To consider whether a crime can actually be victimless, the concept of “victim” and “crime” must first be defined. In fact, throughout time, the notion of what is a crime, and how crimes are defined has changed dramatically within human culture. For example, adultery was once considered a crime, while today it is not punishable and some people even practice open marriages. With this in mind, when a society defines a crime, it creates criminals, and additionally, victims. However, there are several schools of thought as to how a victim becomes a victim. One view is that a victim must acknowledge they have had a crime committed against them, while the other asserts that knowledge of victimization is not necessary, such as when the State acts as a prosecutor against an accused. While there are many ways to define a crime as well as a victim, there are no truly victimless crimes, as there will always be someone affected by a crime in some way, even if it is only the criminals themselves.
Drug use is a good example of what some may see as a victimless crime, as on face value, the abuser of the drug seems to be causing only self-harm. However, from the documentary on methamphetamine use in the U.S. over the past twenty years, it becomes clear that drug abuse is tremendously harmful to many more than simply the abuser. According to The Meth Epidemic, half of all children in foster care (at the time of the film) were there due to their parents’ methamphetamine cooking or abuse (Byker, 2006). Children involved with parents who abuse or create meth are at high risk of child abuse, sexual abuse, exposure to dangerous chemicals, and other threatening environments that can critically affect their ability to function as a healthy adult (Byker, 2006). The children of meth abusers become victims of their parent’s habits and suffer over their entire lifetime. To them, victimization is not learned, it is forced.
Children are only one way that drug abusers create victims other than themselves. They also place a burden on friends, family, drug courts, and neighborhoods as they are the highest demographic involved in property crimes and theft to support their habit (Byker, 2006). The damage inflicted by meth abusers to others is legitimate, even to those who are unaware.
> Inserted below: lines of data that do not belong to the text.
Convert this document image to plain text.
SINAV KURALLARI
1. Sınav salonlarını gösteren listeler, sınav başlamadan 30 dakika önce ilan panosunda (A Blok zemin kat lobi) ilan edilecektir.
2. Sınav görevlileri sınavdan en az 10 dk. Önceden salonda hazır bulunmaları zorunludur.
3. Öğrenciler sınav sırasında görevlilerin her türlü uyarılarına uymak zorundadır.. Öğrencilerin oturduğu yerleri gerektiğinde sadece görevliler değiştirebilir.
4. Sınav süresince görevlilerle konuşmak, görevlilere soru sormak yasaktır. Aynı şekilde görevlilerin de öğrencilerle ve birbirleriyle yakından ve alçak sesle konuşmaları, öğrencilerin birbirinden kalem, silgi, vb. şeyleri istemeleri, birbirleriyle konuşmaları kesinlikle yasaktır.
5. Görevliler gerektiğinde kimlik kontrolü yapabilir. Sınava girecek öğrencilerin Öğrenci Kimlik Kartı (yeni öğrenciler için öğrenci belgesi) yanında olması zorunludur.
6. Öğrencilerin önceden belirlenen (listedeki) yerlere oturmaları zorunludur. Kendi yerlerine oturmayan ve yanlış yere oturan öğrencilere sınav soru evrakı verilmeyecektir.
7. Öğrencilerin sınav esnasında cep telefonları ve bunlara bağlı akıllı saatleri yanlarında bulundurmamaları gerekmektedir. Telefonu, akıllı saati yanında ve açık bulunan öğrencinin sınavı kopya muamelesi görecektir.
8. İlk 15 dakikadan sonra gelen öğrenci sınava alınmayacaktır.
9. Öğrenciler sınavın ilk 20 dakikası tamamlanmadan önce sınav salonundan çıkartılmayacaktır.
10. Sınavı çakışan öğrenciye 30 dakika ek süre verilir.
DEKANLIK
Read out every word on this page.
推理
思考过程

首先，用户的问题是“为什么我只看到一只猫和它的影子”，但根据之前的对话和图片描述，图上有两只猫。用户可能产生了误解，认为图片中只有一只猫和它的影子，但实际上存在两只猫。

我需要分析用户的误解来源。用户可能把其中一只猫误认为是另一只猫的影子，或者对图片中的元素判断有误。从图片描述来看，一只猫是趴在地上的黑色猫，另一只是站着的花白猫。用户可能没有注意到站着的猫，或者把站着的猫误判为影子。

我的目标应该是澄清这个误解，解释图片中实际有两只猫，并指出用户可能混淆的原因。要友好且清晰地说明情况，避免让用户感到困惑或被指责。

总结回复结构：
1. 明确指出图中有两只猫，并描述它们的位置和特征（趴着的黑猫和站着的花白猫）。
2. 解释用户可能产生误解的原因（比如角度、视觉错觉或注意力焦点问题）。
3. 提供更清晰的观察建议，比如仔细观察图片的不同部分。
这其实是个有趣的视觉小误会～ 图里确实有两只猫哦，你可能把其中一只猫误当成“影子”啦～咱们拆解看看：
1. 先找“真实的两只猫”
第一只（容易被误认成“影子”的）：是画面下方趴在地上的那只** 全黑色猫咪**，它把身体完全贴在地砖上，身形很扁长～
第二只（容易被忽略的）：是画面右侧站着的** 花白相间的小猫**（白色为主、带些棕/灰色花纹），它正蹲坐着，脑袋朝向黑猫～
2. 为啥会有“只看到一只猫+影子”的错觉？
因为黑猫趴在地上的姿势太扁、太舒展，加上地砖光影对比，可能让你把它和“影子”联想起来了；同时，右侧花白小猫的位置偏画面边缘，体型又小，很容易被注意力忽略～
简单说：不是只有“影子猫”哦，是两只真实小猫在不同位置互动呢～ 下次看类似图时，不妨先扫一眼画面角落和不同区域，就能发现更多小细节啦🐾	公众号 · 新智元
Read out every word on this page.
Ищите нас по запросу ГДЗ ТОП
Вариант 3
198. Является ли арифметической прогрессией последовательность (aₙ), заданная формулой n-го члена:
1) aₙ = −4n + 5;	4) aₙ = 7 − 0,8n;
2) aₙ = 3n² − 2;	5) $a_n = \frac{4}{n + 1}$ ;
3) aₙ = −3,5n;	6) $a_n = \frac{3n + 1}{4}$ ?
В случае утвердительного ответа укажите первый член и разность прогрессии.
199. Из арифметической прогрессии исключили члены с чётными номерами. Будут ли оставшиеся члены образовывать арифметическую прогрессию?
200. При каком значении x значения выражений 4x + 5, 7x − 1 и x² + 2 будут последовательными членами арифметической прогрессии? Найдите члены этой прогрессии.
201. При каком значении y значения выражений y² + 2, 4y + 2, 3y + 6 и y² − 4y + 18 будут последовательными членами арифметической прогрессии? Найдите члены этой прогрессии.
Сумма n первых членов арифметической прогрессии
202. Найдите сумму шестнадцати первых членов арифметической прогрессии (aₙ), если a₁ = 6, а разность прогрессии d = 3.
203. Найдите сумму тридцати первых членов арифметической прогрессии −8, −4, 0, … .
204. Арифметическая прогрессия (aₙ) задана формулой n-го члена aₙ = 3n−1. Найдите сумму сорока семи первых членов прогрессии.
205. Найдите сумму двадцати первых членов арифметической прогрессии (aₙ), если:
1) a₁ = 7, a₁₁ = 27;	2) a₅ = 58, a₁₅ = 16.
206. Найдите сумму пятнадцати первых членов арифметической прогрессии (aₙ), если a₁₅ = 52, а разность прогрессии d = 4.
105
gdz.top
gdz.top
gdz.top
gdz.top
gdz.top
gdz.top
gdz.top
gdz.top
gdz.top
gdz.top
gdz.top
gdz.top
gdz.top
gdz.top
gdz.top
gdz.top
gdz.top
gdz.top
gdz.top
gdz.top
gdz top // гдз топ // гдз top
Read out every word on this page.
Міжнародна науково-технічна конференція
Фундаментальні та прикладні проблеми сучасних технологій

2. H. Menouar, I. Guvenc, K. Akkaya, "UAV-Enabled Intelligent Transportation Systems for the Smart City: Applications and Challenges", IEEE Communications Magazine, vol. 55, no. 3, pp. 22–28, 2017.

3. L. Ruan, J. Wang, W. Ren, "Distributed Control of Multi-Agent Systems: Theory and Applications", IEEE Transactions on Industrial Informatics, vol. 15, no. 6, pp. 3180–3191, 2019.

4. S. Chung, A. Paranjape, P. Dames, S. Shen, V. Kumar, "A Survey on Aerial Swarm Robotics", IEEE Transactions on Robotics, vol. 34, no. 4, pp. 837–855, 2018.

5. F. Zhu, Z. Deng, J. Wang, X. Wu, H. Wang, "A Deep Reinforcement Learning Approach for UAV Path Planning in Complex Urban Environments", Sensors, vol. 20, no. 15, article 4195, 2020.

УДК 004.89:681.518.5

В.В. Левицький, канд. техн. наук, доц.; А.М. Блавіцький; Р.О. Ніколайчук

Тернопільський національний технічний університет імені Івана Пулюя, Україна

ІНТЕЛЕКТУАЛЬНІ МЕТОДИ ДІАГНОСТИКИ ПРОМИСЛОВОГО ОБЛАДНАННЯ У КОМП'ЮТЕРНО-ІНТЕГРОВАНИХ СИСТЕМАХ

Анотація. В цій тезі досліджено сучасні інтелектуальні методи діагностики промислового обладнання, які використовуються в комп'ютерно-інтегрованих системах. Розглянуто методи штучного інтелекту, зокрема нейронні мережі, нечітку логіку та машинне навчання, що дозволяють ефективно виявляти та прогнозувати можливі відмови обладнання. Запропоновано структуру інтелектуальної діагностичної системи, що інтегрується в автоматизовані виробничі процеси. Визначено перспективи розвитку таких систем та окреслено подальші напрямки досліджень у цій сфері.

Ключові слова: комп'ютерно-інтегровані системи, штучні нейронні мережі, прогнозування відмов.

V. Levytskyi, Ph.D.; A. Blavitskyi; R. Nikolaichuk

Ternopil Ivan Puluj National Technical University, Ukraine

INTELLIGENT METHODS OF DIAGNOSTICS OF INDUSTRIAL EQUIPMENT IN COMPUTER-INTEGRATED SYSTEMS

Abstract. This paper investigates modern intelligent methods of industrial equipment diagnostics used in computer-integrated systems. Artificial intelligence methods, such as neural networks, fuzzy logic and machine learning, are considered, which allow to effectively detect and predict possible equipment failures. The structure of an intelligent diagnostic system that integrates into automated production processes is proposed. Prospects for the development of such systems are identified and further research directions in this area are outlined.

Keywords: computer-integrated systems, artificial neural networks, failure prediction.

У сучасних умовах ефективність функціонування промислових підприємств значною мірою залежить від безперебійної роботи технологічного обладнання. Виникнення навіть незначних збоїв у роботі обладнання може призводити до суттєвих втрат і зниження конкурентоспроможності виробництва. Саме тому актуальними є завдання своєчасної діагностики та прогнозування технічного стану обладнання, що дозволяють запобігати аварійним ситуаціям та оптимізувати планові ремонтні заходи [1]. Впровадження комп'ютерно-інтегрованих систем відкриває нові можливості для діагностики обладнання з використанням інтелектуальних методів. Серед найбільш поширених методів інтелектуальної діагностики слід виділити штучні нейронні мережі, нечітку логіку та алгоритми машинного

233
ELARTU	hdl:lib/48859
This stands in conflict with Botellier (2002), who discussed that according to one criminal justice framework, a victim must be identified and made to believe that they are a victim in order for victimization to exist (p. 58). So, prior to becoming aware that a person is a victim of a crime, that person is not a victim. However, this cannot be true of “victimless” drug abusers, who create property damage and theft that someone must fix, replace, or repurchase. Even if these people are unaware and do not know to label themselves as a victim, they are still being victimized.
The irony of considering drug abuse as a victimless crime is that it forgets that the abuser is also a criminal and a victim; which can be a far more complicated issue to solve. The reason a person becomes an addict is often due to them being a victim of some other social problem, such as poverty. In addition, Botellier (2002) demonstrates that criminal behavior comes with social stigmatization, which a criminal will likely be victimized by even if they seek help and turn their lives around (p. 56). In this case, a criminal and a victim can be the same person. Even without the distinct victim aside from the criminal, it is likely that a criminal is also a victim in some way.
While it may be debatable that victimless crimes exist, this is often a matter of the definition of a crime and a victim. For meth abusers, many times the victims of their victimless crimes are their children, family, friends, and even strangers. Ironically, often the drug abusers themselves are victims; of poverty, of a family cycle of neglect, etc. In this way, there cannot be victimless crimes, unless the definition ignores the relationship of a criminal to society.
Boutellier, H. (2002). Morality and Victims. Crime and morality: the significance of criminal justice in post-modern culture (pp. 41-62). Dordrecht: Kluwer Academic.
Byker, C. (2006). The meth epidemic [Television series episode]. In Frontline. Arlington: Public broadcast service.